The major platforms are designed to be able to target specifics groups of people who fit specific profiles demographically. Nefarious organizations can use those platform features to influence public opinion and dialogue.
Bots can create what appear to be armies of people who publish what seems on the surface to be “news” that finds a home with like-minded people. And that, friends, is how someone half a world away can sway an election from an iPhone.
In this episode of the InSecurity Podcast, host Matt Stephenson is joined by special guest Clint Watts, national security contributor at MSNBC and author of the recently released best-selling book Messing with the Enemy: Surviving in a Social Media World of Hackers, Terrorists, Russians, and Fake News.
About Clint Watts
Clint Watts (@selectedwisdom) is a Robert A. Fox Fellow in the Foreign Policy Research Institute’s Program on the Middle East as well as a Senior Fellow at the Center For Cyber and Homeland Security at The George Washington University. Watts is a consultant and researcher modeling and forecasting threat actor behavior and developing countermeasures for disrupting and defeating state and non-state actors.
His research predominately focuses on terrorism forecasting and trends seeking to anticipate emerging extremist hotspots and anticipate appropriate counterterrorism responses. More recently, Watts used modeling to outline Russian influence operations via social media and the Kremlin’s return to Active Measures.

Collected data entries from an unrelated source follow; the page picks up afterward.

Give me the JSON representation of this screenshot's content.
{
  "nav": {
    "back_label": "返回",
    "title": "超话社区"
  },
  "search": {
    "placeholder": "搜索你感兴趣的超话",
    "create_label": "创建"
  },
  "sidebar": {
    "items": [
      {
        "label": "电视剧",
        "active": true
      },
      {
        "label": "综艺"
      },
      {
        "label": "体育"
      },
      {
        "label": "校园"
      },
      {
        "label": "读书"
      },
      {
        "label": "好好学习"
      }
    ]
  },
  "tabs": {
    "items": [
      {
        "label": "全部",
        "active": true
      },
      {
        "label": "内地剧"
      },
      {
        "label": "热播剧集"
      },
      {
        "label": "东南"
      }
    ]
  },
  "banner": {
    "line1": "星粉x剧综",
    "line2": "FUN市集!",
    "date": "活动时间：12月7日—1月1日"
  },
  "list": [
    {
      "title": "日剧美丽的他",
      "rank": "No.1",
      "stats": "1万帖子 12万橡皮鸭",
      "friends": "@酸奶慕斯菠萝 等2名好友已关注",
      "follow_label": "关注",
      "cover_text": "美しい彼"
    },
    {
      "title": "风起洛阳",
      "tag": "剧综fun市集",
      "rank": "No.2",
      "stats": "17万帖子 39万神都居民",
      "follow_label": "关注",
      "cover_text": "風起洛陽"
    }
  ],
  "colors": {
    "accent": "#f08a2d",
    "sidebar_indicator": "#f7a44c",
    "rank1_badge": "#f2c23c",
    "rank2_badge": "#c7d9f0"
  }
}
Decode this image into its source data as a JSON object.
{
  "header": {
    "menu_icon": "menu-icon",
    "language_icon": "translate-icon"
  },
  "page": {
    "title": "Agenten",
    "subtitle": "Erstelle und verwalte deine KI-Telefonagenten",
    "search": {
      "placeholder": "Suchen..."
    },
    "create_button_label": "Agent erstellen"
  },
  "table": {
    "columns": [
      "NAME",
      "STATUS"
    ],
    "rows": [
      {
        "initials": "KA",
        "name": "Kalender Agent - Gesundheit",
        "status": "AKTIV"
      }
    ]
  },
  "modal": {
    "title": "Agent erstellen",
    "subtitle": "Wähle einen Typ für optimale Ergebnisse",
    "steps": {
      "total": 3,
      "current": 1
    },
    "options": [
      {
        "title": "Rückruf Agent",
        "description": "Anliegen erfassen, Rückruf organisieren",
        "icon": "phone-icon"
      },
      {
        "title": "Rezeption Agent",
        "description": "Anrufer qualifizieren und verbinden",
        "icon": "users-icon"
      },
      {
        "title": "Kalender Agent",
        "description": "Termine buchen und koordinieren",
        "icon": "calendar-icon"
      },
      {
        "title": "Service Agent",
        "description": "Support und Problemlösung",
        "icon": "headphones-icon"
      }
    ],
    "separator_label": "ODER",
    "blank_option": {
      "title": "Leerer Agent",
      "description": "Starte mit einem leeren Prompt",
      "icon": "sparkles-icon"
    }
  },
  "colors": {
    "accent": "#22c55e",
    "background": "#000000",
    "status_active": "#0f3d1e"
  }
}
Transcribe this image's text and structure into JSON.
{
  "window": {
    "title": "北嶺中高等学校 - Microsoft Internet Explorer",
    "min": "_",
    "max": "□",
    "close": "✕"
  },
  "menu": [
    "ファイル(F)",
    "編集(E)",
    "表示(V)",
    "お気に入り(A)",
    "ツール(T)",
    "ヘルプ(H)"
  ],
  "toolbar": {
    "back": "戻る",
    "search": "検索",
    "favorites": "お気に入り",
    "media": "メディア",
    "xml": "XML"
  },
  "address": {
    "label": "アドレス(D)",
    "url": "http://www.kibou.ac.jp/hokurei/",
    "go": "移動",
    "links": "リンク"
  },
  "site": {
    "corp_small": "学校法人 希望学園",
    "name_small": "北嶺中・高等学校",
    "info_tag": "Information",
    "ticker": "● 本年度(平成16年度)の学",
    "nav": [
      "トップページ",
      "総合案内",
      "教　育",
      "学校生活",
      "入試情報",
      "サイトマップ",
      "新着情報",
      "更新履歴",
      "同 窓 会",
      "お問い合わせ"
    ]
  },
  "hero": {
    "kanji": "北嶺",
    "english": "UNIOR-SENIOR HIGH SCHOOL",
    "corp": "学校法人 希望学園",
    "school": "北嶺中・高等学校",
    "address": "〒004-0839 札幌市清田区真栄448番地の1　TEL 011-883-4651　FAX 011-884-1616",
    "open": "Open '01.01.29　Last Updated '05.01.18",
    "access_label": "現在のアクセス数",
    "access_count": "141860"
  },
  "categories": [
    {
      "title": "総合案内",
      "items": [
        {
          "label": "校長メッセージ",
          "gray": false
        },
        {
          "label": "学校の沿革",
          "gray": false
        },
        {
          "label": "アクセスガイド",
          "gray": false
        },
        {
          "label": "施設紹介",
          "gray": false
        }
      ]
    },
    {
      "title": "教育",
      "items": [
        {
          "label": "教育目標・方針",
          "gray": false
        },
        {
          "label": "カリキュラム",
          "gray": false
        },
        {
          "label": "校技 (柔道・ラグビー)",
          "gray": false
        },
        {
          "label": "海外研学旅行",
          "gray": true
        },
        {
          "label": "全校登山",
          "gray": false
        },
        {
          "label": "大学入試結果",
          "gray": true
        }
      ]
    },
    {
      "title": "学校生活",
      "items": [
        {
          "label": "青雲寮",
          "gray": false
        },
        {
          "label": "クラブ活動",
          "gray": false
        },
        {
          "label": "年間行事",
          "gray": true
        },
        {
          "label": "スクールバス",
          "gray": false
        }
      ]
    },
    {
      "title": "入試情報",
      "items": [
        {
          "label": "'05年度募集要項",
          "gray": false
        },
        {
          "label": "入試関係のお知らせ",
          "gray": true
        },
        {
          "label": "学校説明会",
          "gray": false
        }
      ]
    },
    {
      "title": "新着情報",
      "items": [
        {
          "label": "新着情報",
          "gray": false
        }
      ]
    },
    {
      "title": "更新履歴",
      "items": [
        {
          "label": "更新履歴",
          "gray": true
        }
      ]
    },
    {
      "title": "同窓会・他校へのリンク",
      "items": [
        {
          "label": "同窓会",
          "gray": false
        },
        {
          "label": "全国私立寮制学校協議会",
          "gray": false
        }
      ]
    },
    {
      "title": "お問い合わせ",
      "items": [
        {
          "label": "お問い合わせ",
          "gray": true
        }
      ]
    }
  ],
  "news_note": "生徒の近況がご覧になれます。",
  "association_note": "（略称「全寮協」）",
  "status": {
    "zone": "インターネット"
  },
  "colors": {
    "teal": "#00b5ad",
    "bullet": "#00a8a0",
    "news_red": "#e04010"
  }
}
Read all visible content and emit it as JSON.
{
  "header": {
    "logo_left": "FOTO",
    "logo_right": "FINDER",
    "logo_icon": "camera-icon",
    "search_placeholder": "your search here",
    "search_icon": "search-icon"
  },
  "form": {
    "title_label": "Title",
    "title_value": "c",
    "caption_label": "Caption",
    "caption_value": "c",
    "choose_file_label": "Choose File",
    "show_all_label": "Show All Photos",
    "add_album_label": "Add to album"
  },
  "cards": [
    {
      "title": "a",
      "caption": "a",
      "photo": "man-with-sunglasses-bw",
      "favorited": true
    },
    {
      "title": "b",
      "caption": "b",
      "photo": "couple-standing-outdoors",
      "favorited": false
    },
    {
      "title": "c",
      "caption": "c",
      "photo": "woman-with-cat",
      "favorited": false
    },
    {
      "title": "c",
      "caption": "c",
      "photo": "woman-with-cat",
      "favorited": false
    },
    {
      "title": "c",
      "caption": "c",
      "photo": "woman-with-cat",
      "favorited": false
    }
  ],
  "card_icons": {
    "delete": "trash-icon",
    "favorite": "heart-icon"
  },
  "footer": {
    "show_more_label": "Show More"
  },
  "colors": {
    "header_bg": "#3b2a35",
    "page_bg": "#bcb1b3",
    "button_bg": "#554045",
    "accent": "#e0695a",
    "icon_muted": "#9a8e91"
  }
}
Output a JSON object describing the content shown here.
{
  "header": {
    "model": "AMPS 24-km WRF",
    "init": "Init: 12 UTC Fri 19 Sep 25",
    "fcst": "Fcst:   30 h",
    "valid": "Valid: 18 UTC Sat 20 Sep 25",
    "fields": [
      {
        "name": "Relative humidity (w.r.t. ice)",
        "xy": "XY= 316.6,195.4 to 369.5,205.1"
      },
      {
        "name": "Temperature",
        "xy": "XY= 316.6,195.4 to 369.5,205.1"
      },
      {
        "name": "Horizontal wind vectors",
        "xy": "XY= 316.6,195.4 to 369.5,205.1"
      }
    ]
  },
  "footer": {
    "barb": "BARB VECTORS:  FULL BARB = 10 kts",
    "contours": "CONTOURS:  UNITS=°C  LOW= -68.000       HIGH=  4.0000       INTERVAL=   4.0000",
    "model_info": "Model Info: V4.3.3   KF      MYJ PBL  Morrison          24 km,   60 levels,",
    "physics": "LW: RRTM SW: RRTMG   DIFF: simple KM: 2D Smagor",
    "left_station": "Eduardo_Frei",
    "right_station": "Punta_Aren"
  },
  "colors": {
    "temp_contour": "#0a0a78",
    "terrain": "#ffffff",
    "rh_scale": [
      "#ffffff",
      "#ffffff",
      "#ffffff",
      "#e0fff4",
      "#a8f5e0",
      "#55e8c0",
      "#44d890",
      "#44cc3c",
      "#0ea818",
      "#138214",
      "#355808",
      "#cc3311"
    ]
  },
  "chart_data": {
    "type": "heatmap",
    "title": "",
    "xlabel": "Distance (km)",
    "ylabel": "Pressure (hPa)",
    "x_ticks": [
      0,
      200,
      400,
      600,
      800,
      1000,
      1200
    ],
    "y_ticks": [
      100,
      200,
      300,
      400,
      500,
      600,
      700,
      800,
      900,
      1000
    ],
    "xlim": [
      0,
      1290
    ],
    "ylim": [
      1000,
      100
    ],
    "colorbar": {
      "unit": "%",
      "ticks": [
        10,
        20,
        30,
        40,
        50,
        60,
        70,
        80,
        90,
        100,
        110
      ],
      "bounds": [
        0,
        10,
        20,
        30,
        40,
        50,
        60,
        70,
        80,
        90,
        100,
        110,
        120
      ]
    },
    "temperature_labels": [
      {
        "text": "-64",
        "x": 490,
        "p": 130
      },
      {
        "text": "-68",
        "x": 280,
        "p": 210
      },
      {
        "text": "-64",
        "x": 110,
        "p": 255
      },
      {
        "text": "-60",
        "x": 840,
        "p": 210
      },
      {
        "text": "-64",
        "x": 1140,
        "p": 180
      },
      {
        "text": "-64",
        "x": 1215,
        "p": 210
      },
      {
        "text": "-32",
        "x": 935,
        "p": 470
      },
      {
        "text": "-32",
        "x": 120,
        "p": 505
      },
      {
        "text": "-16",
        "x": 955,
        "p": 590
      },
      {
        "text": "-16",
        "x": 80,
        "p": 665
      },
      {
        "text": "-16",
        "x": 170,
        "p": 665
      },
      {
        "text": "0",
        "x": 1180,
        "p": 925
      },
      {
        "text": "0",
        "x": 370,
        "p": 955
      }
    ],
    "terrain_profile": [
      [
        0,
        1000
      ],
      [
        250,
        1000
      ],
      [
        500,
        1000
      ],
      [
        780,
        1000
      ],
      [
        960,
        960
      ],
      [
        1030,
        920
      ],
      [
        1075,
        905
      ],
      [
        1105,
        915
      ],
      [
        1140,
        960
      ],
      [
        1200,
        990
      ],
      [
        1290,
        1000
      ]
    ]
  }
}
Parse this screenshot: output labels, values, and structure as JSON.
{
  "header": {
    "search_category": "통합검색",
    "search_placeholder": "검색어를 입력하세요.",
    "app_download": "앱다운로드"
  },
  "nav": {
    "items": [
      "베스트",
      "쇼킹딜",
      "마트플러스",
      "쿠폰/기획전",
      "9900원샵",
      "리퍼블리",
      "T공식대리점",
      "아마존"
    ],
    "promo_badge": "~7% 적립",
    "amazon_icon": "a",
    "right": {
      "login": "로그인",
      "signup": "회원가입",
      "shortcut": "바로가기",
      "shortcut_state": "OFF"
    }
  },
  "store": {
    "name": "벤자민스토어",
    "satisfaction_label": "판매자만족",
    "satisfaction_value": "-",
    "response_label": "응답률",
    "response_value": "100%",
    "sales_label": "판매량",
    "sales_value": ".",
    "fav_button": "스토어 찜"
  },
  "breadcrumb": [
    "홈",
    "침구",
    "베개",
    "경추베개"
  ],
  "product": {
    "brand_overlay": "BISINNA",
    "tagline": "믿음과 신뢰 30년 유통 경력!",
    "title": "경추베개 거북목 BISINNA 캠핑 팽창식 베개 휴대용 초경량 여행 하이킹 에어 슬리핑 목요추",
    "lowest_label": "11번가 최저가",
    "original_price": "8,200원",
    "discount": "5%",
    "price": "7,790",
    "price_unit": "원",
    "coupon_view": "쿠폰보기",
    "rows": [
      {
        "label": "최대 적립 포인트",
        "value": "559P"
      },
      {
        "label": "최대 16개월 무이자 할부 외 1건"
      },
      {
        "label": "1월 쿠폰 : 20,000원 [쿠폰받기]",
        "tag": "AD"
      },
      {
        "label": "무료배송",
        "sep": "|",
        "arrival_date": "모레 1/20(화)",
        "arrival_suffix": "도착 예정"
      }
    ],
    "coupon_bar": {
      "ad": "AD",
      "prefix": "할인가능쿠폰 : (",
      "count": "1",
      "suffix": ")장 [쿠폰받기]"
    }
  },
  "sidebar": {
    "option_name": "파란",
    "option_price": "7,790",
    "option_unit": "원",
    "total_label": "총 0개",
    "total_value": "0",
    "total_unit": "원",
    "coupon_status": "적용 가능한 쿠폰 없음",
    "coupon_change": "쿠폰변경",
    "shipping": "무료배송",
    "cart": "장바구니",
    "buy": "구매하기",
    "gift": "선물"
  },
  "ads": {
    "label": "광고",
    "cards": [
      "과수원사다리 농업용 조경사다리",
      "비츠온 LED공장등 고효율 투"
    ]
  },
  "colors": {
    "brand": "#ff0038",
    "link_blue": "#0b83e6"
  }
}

Before becoming a consultant, Clint served as a U.S. Army Infantry Officer after graduating from West Point, an FBI Special Agent on a Joint Terrorism Task Force (JTTF), as the Executive Officer of the Combating Terrorism Center at West Point (CTC) and as a consultant to the FBI’s Counter Terrorism Division (CTD) and National Security Branch (NSB).
About Matt Stephenson
Insecurity Podcast host Matt Stephenson (@packmatt73) leads the Security Technology team at Cylance, which puts him in front of crowds, cameras, and microphones all over the world.
Twenty years of work with the world’s largest security, storage, and recovery companies has introduced Stephenson to some of the most fascinating people in the industry. He wants to get those stories told so that others can learn from what has come before.